Shows up once in a while, but most of the time, he doesn’t look like he really wants it. At one point, he literally let a running back run right by him without doing anything. Disappointing. He’s a liability on the field.
Fast-forward to this season.
In the opener vs. Chicago, he underperformed before he got ejected.
He got tied up easily with blockers.
He looked slow. He looked lethargic.
He did not look like he was into it at all.
In Week 2 against Green Bay, he was quite disappointing.
If you don't believe it, just check out his failed attempt to tackle Packers running back Aaron Jones on Jones' 75-yard touchdown run to start the second half.
In Week 3 against Arizona, he performed much better, and had by far his best game of the season.
He recorded a big sack when he shot the gap, and then made a nice interception cutting off a route.
In Week 4 against New Orleans, he was decent.
He definitely looked more alert.
There is no question that Collins has looked more into it the past two weeks than he did in the first two games of this season.
The reason I know that Collins lacks motivation is because he flashes a lot more ability from time to time, before cruising at 30 MPH for the rest of the game.
I cannot even count how many times I saw Collins either jog or go half-speed this season on All-22 coaches' film.
However, even when Collins is at his very best, he is still a limited-area brute who can not beat a block to save his life.
He looks more like he is auditioning for "Dancing with the Stars" and dancing around with offensive linemen than he does a linebacker who is trying to actually get to the ball carrier.
No doubt, Collins is physically strong, and is a punishing tackler when he is left unchallenged.
He can freelance before deciding to wallop someone.
Outside of that, though, Collins looks just like another warm body on the football field, or as Bill Parcells liked to say, he looks like a "JAG," which stands for "Just Another Guy."
Matt Patricia has not figured out how to get more out of Collins.

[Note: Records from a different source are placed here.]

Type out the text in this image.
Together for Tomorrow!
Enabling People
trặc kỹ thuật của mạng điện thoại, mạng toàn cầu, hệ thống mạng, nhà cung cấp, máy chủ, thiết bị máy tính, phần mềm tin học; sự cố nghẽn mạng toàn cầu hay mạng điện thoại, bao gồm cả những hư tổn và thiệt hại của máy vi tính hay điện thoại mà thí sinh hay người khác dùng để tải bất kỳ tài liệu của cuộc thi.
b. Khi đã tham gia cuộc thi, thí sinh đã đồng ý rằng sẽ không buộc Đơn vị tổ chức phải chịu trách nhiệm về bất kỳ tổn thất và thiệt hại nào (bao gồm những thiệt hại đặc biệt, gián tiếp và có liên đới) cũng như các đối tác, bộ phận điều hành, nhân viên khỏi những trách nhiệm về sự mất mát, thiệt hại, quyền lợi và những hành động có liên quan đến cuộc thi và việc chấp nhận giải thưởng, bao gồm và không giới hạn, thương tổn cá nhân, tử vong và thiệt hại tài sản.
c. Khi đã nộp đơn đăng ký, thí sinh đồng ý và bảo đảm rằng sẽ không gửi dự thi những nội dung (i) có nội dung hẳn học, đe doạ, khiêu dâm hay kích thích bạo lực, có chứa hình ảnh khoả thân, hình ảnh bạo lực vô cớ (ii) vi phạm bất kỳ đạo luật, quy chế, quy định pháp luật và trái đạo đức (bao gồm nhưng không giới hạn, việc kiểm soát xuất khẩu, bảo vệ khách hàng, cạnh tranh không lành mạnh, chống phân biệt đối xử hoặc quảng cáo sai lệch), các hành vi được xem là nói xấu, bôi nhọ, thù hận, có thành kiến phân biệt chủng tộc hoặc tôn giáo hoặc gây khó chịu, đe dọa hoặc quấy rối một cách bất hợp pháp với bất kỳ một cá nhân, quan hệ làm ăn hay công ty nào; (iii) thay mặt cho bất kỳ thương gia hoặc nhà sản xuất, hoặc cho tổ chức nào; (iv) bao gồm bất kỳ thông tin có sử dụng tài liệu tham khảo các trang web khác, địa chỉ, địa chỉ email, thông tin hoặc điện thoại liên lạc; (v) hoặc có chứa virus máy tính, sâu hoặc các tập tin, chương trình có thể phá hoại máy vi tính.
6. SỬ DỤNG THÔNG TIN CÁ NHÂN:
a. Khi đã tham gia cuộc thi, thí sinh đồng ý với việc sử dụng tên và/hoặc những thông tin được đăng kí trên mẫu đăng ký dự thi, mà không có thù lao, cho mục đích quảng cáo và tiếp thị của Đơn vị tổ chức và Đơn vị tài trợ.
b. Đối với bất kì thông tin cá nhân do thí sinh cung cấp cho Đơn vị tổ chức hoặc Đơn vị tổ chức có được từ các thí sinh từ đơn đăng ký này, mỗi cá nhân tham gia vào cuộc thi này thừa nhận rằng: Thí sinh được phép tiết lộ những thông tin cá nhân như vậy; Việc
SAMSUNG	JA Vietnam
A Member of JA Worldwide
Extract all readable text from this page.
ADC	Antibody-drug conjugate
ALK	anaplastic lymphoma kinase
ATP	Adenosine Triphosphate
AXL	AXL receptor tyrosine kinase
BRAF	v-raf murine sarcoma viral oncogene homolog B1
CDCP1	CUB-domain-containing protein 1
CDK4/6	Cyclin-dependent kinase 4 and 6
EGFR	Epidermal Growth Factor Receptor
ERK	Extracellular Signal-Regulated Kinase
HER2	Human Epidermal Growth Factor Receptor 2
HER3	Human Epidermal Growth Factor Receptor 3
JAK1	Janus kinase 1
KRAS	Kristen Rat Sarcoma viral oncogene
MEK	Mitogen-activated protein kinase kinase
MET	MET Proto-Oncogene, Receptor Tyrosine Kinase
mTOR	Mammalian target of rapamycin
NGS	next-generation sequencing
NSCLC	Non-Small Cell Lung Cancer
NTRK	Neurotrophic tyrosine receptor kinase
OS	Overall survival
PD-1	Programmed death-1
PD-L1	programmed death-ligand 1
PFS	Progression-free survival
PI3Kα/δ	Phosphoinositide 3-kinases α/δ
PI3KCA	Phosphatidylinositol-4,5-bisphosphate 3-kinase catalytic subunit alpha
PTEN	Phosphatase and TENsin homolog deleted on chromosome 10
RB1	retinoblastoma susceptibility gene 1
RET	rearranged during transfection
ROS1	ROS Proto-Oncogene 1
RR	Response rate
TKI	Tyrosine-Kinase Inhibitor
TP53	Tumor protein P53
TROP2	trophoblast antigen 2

Maybe he should call his mentor and ask him, because so far this season, it has been borderline embarrassing watching Collins.
I know if I was the opponent, I would run right at him, with a lead blocker every time we handed the ball off.
The real question, to me, is not why Collins is struggling.
Instead, it's what were the Lions thinking.
I cannot be the only one who knows how to turn on the film. Or maybe, I am.